The false object allows not only modify, but also substitute the intercepted information. If modification of the information leads to its partial distortion, the substitution - to its complete change. When certain event appears on the network, which is controlled by false object, to one of the participants of exchange a prepared disinformation is sent. Thus, such disinformation depending on monitored event may be interpreted either as executable code or as data. Here is an example of this kind of misinformation. Suppose that a false object controls the event, which is connecting the user to the server. In this case, it waits, for example, running of the appropriate login program. If this program is on the server, then when it starts, an executable file is sent to the workstation. Instead of executing this action, the false entity sends to the workstation a code of written in advance special program - invader of passwords. This program performs the same action visually as the real login program, for example, asking for user name and password, after which obtained information are sent to the wrong object, for user appears error message. Thus, the user thinking that he incorrectly entered password (normally it is not displayed) runs the program again to connect to the system (at this time real one), and after second attempt receives access. The result of such an attack - user name and password saved on the wrong object. (Soon Tee Teoh et al. 1998)
Junwei Huang, Yinjie Chen, Zhen Ling, Kyungseok Choo, Xinwen Fu. (2009). A framework of network forensics and its application of locating suspects in wireless crime scene investigation. University of Massachusetts Lowell Press, 1-6.
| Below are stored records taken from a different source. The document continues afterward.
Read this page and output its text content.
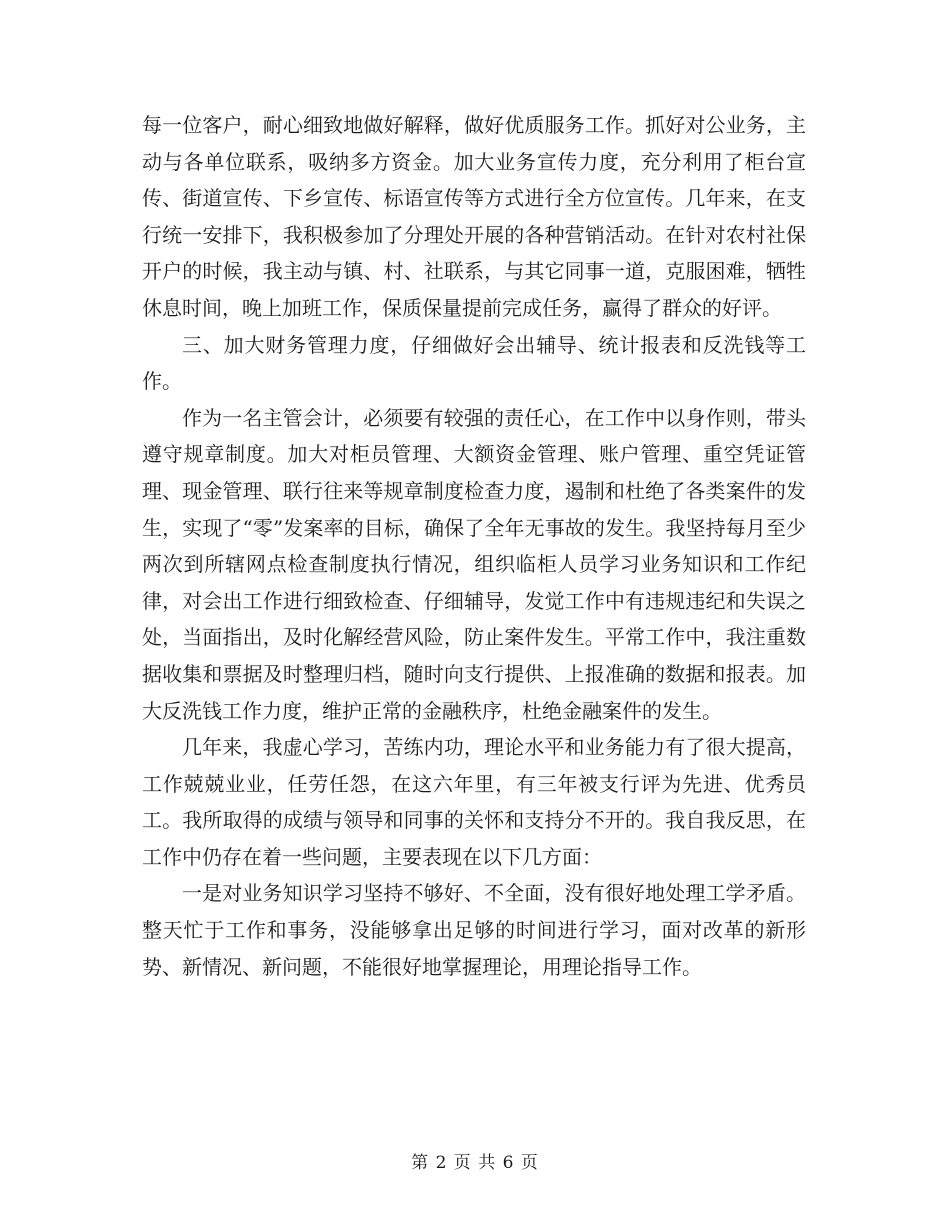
每一位客户，耐心细致地做好解释，做好优质服务工作。抓好对公业务，主动与各单位联系，吸纳多方资金。加大业务宣传力度，充分利用了柜台宣传、街道宣传、下乡宣传、标语宣传等方式进行全方位宣传。几年来，在支行统一安排下，我积极参加了分理处开展的各种营销活动。在针对农村社保开户的时候，我主动与镇、村、社联系，与其它同事一道，克服困难，牺牲休息时间，晚上加班工作，保质保量提前完成任务，赢得了群众的好评。

三、加大财务管理力度，仔细做好会出辅导、统计报表和反洗钱等工作。

作为一名主管会计，必须要有较强的责任心，在工作中以身作则，带头遵守规章制度。加大对柜员管理、大额资金管理、账户管理、重空凭证管理、现金管理、联行往来等规章制度检查力度，遏制和杜绝了各类案件的发生，实现了“零”发案率的目标，确保了全年无事故的发生。我坚持每月至少两次到所辖网点检查制度执行情况，组织临柜人员学习业务知识和工作纪律，对会出工作进行细致检查、仔细辅导，发觉工作中有违规违纪和失误之处，当面指出，及时化解经营风险，防止案件发生。平常工作中，我注重数据收集和票据及时整理归档，随时向支行提供、上报准确的数据和报表。加大反洗钱工作力度，维护正常的金融秩序，杜绝金融案件的发生。

几年来，我虚心学习，苦练内功，理论水平和业务能力有了很大提高，工作兢兢业业，任劳任怨，在这六年里，有三年被支行评为先进、优秀员工。我所取得的成绩与领导和同事的关怀和支持分不开的。我自我反思，在工作中仍存在着一些问题，主要表现在以下几方面：

一是对业务知识学习坚持不够好、不全面，没有很好地处理工学矛盾。整天忙于工作和事务，没能够拿出足够的时间进行学习，面对改革的新形势、新情况、新问题，不能很好地掌握理论，用理论指导工作。

第 2 页 共 6 页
Ed Tittel. (2002). Scene of the Cybercrime: Computer Forensics . Syngress Publishing, 302-307.
Achyut S. Godbole, Atul Kahate. (2003). Web Technologies: TCP/IP to Internet Application Architectures. Tata McGraw-Hill Publishing, 98-117.
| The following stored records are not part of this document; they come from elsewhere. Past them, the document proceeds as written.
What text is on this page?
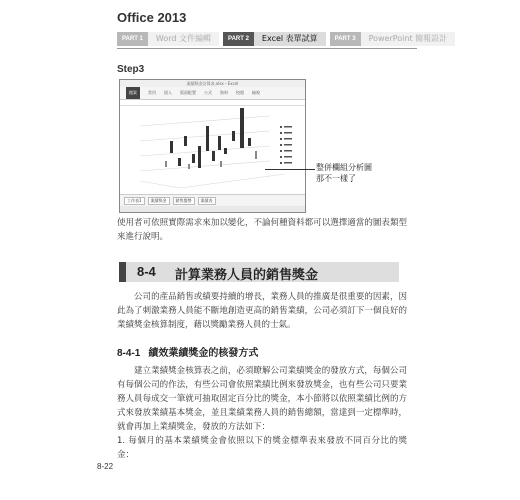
Office 2013
PART 1	Word 文件編輯	PART 2	Excel 表單試算	PART 3	PowerPoint 簡報設計
Step3
業績獎金計算表.xlsx - Excel
檔案	常用 插入 版面配置 公式 資料 校閱 檢視
工作表1	業績獎金	銷售趨勢	業績表
整併欄組分析圖
那不一樣了
使用者可依照實際需求來加以變化，不論何種資料都可以選擇適當的圖表類型來進行說明。
8-4 計算業務人員的銷售獎金
公司的產品銷售或績要持續的增長，業務人員的推廣是很重要的因素，因此為了刺激業務人員能不斷地創造更高的銷售業績，公司必須訂下一個良好的業績獎金核算制度，藉以獎勵業務人員的士氣。
8-4-1 績效業績獎金的核發方式
建立業績獎金核算表之前，必須瞭解公司業績獎金的發放方式，每個公司有每個公司的作法，有些公司會依照業績比例來發放獎金，也有些公司只要業務人員每成交一筆就可抽取固定百分比的獎金，本小節將以依照業績比例的方式來發放業績基本獎金，並且業績業務人員的銷售總額，當達到一定標準時，就會再加上業績獎金，發放的方法如下：
1. 每個月的基本業績獎金會依照以下的獎金標準表來發放不同百分比的獎金：
8-22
Fanglu Guo, Tzi-cker Chiueh. (2008). Traffic Analysis: From Stateful Firewall to Network Intrusion Detection System. Stony Brook University Press, 2-8.
Xinwen Fu, Bryan Graham, Riccardo Bettati and Wei Zhao. (2003). Active Traffic Analysis Attacks and Countermeasures. Texas A&M University Press, 1-8.
Soon Tee Teoh, T.J. Jankun-Kelly, Kwan-Liu Ma, S. Felix Wu. (1998). Visual Data Analysis for Detecting Flaws and Intruders in Computer Network Systems. Mississippi State University Press, 1-10.